Weather is unpredictable everywhere: an umbrella or rain coat can help prevent a lot of misery if you end up with bad weather.

Clients during a cooking class Cooking lessons:
"Do I need to bring an apron?" is a question we frequently hear. Your host chef will always have an apron for you to wear, so you do not need to bring one. But if you receive one of our aprons (as generally clients of our multi-day cooking vacations do), we'd love it if you took it with you to wear during your classes. It makes for a great photo op and a great reminder of your trip.

Some chefs are more stringent about the rules in their kitchens than others, so it's difficult to generalize, but there are a few rules of thumb to keep in mind when packing for your cooking lessons. First, most kitchens prefer closed shoes (not sandals), simply for a matter of safety. Some chefs recommend sleeves and pants to protect your skin from the possibility of burns, but most of our clients choose to dress in cooler clothing, especially as kitchens can get quite warm! Comfort is key, and keep in mind that while you might be fine wearing the same dress to dinner more than once on your trip without washing it, you will want different clothes to cook in each day you have lessons.

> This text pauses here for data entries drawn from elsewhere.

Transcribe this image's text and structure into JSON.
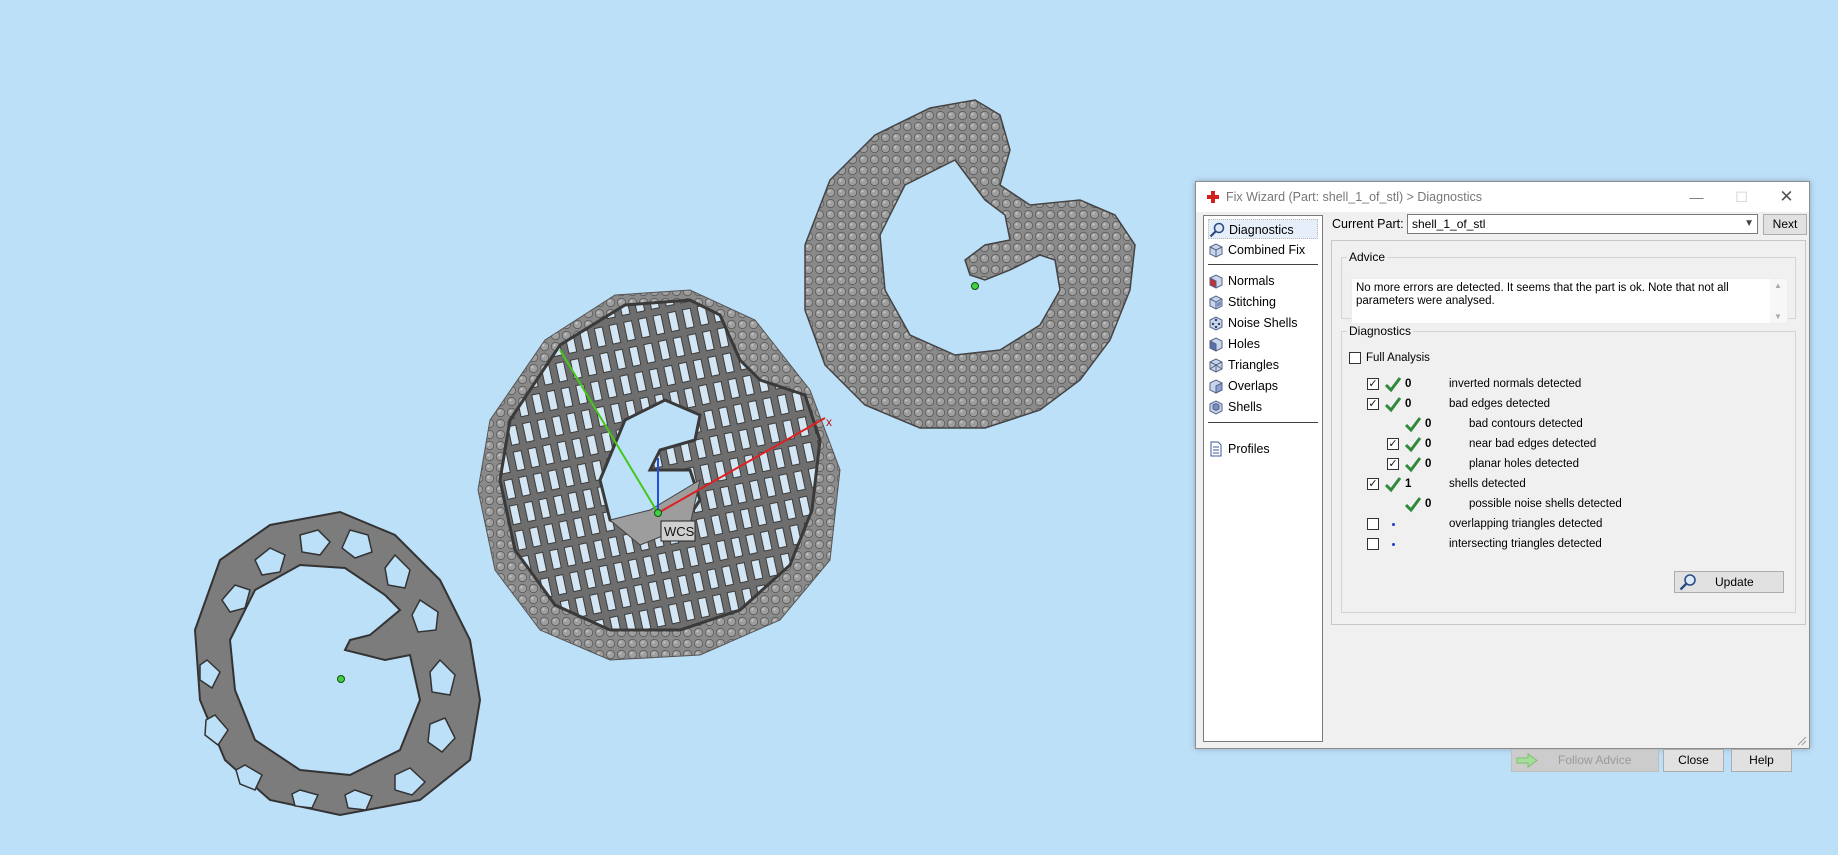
{
  "window": {
    "title": "Fix Wizard (Part: shell_1_of_stl) > Diagnostics",
    "min_glyph": "—",
    "max_glyph": "☐",
    "close_glyph": "✕"
  },
  "viewport": {
    "wcs_label": "WCS",
    "axis_x_label": "x"
  },
  "sidebar": {
    "items": [
      {
        "label": "Diagnostics",
        "icon": "magnifier-icon",
        "selected": true
      },
      {
        "label": "Combined Fix",
        "icon": "cube-icon"
      },
      {
        "label": "Normals",
        "icon": "cube-red-face-icon"
      },
      {
        "label": "Stitching",
        "icon": "cube-stitch-icon"
      },
      {
        "label": "Noise Shells",
        "icon": "cube-dots-icon"
      },
      {
        "label": "Holes",
        "icon": "cube-hole-icon"
      },
      {
        "label": "Triangles",
        "icon": "cube-triangles-icon"
      },
      {
        "label": "Overlaps",
        "icon": "cube-overlap-icon"
      },
      {
        "label": "Shells",
        "icon": "cube-shells-icon"
      },
      {
        "label": "Profiles",
        "icon": "document-icon"
      }
    ]
  },
  "current_part": {
    "label": "Current Part:",
    "value": "shell_1_of_stl",
    "next_label": "Next"
  },
  "advice": {
    "legend": "Advice",
    "text": "No more errors are detected. It seems that the part is ok. Note that not all parameters were analysed."
  },
  "diagnostics": {
    "legend": "Diagnostics",
    "full_analysis": {
      "label": "Full Analysis",
      "checked": false
    },
    "rows": [
      {
        "checkbox": true,
        "checked": true,
        "status": "ok",
        "count": "0",
        "label": "inverted normals detected",
        "indent": 0
      },
      {
        "checkbox": true,
        "checked": true,
        "status": "ok",
        "count": "0",
        "label": "bad edges detected",
        "indent": 0
      },
      {
        "checkbox": false,
        "checked": false,
        "status": "ok",
        "count": "0",
        "label": "bad contours detected",
        "indent": 1
      },
      {
        "checkbox": true,
        "checked": true,
        "status": "ok",
        "count": "0",
        "label": "near bad edges detected",
        "indent": 1
      },
      {
        "checkbox": true,
        "checked": true,
        "status": "ok",
        "count": "0",
        "label": "planar holes detected",
        "indent": 1
      },
      {
        "checkbox": true,
        "checked": true,
        "status": "ok",
        "count": "1",
        "label": "shells detected",
        "indent": 0
      },
      {
        "checkbox": false,
        "checked": false,
        "status": "ok",
        "count": "0",
        "label": "possible noise shells detected",
        "indent": 1
      },
      {
        "checkbox": true,
        "checked": false,
        "status": "not-analysed",
        "count": "",
        "label": "overlapping triangles detected",
        "indent": 0
      },
      {
        "checkbox": true,
        "checked": false,
        "status": "not-analysed",
        "count": "",
        "label": "intersecting triangles detected",
        "indent": 0
      }
    ],
    "update_label": "Update"
  },
  "buttons": {
    "follow_advice": "Follow Advice",
    "close": "Close",
    "help": "Help"
  },
  "colors": {
    "viewport_bg": "#bde0f9",
    "model_gray": "#7d7d7d",
    "check_green": "#2f8a3a",
    "axis_x": "#e02020",
    "axis_y": "#43c818",
    "axis_z": "#2050e0",
    "title_icon_red": "#d21f1f"
  }
}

Country setting in Italy at night Things you might not have thought of:
While traveling in a foreign land, it is best to leave expectations behind and embrace the differences in the culture you are exploring. That being said, there can be certain items that you want to bring with you from home, such as:

  • insect repellent (particularly if you are staying in the countryside in warmer months)
  • a travel alarm clock (most hotels in Europe do not have alarm clocks)
  • a wash cloth (if you are attached to them -- these are an unknown item in Europe!)
  • a small flashlight (an item that is useful if you are staying in the countryside, such as on a farmstead with multiple buildings)
  • a small cassette recorder or audio recording "app" for your phone (often chefs make up recipes on the fly based on what ingredients they find at the market, and as hard as we try to procure written recipes for you, sometimes it just doesn't happen. A recorder can help you remember menu items and techniques that are not included in your recipe packet)
  • beauty products (the soap, shampoo, lotion that a hotel provides -- if it provides them -- might not be what you are used to)
  • medicine, both prescription (of course), but also over the counter (you can't run out to a 24-hour Walgreens in the Tuscan countryside if you have a headache from drinking too much wine, indigestion from too much food, allergies from too much nature, or if you develop a cold; a small "traveling pharmacy" of items you might need takes up not too much room in your luggage and can really come in handy)

Keep in mind that these tips apply mostly to our European cooking vacations, which are our most popular. For cooking vacations to more exotic locales, such as Africa, South America, or Southeast Asia, we might make other recommendations. When in doubt, just ask us!